Sunday, December 7, 2008
The reason Nicolas and I went to Tashiding was because of an old monastery from the sixteenth century on the top of a mountain near the village. On the way up, we saw vast spiderwebs with up to 20-30 spiders in it. Nicolas said he heard about these spiders on a documentary. They are social spiders, and when they're done eating what they can get in one area, they move on as a group and make new vast webs somewhere else. This one here was one of the bigger ones, at least three and a half to four inches big.

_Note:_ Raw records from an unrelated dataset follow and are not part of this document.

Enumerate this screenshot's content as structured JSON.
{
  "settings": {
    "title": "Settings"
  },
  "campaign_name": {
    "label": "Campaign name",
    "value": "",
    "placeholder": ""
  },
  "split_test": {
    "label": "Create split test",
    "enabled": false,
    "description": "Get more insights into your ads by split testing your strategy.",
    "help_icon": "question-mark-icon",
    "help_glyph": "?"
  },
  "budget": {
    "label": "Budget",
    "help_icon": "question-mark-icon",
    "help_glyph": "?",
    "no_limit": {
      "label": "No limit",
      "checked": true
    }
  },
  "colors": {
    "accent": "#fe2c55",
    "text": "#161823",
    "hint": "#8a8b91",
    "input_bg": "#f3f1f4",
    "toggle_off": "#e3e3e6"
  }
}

This pic I took on our jeep trip through Sikkim. It's just a little stupa, all by itelf on the river, so idyllic looking, I had to have a photo. Everywhere we went in Sikkim, the road ran along the most beautiful river. Most rivers in Nepal and India are polluted and trash lined, but in Sikkim everything was clean and well preserved. There was a lot of road construction everywhere, which you also don't normally see, and the roads were pretty flat and unbumpy, also quite unusual. They are very environmentally conscious there too.
This is a sign that is just before the bridge. Here in Darjeeling and in Nepal are many Gorkhas, who are famous for being fierce warriors in the British Army. They are fighting here for a separate state within India, as they aren't happy being a part of the state of West Bengal. They have a lot of ethnic pride, and you see people here all the time wearing the traditional Gorkha clothing.
Here's Sam and some friends in Rajgir, where the Buddha gave some important talks. I will be putting up all my old pictures like this one, including some pics of my trip to Thailand, but until then, there were a couple pictures of friends that I wanted to get posted in the meantime. To the left the little guy there is Josh, a close friend of Sam's who I was glad to get to know and be able to hang out with for a while, and Beatrice and Matthew, a very nice couple, both of whom went to the shedra I attended in Nepal. They were also teaching and translating at a shedra I was attending in Bodhgaya. I had Matthew as a teacher for an intermediate classical Tibetan class there, and he was excellent, and I wish he was still around (instead of going off to, was it Norway?), because I would love to take another class from him.
My friend Sam in front of the Dalai Lama's temple in Dharamsala. He's another close friend I made in Nepal/India. We traveled around a lot in India together, and had a great time doing it. Here he's in full mountain man mode. He's since cleaned up his act a little bit and gotten himself a girlfriend.
And a few other pics I want to put up from the past, before I move on to my Sikkim trip pics. Here are my friends Rasmus (who we all nicknamed Moose) and Ryan, who's getting his hair dredded by Moose. There was a lot of this sort of thing going on while studying, listening to music, or watching movies. Moose dredded a number of people's hair while he was here. They would use tiny crochet hooks to pull the hair into each dredlock. It's fairly easy to dred hair, I learned, but takes a lot maintentance, so there was a constant twirling of crochet hooks at almost all moments of the day.
Here's Nicolas and Mark, another student from my school, studying in a cafe. When I'm in this cafe, I can almost forget that I'm in India, it's so western. The coffee is pretty good, but expensive by Indian standards. We pay $1.50 for a latte or some such concoction, and love to complain about the high prices, knowing full well that in the west we're going to pay four or five times that price. And the place is warm, almost too warm, which is so nice in a cold place like this that rarely has any heating. My school in fact is usually like an ice box, because the floors are all marble corridors and staircases, or concrete walls and floors in the classrooms.
This is me, Nicolas, and one of my teachers, Gen Lobsang in class. I met Nicolas in Boudha through my friend Erick, who some of you Chagdud Gompa types might know. We became fast friends, having a lot in common even beyond our interest in Tibetan, and hung out together constantly, studying eating lots of mangos, pancakes, and Kurekure together, and watching many movies. Gen Lobsang is my tutor outside of class, and has been teaching me kyug yig, a type of Tibetan handwriting that's very beautiful.
This is a Hindu temple next to the building I live in. When I first got here, they were blasting music and chanting for about 10 days, which was sometimes very beautiful, and sometimes very annoying. Their speaker system wasn't the best, and it seemed that it was when the sound was the crackliest when they would crank up the volumn. The temple lit up at night was very beautiful, but unfortunately all those pictures didn't make it, as they were on my old camera that finally gave out on me.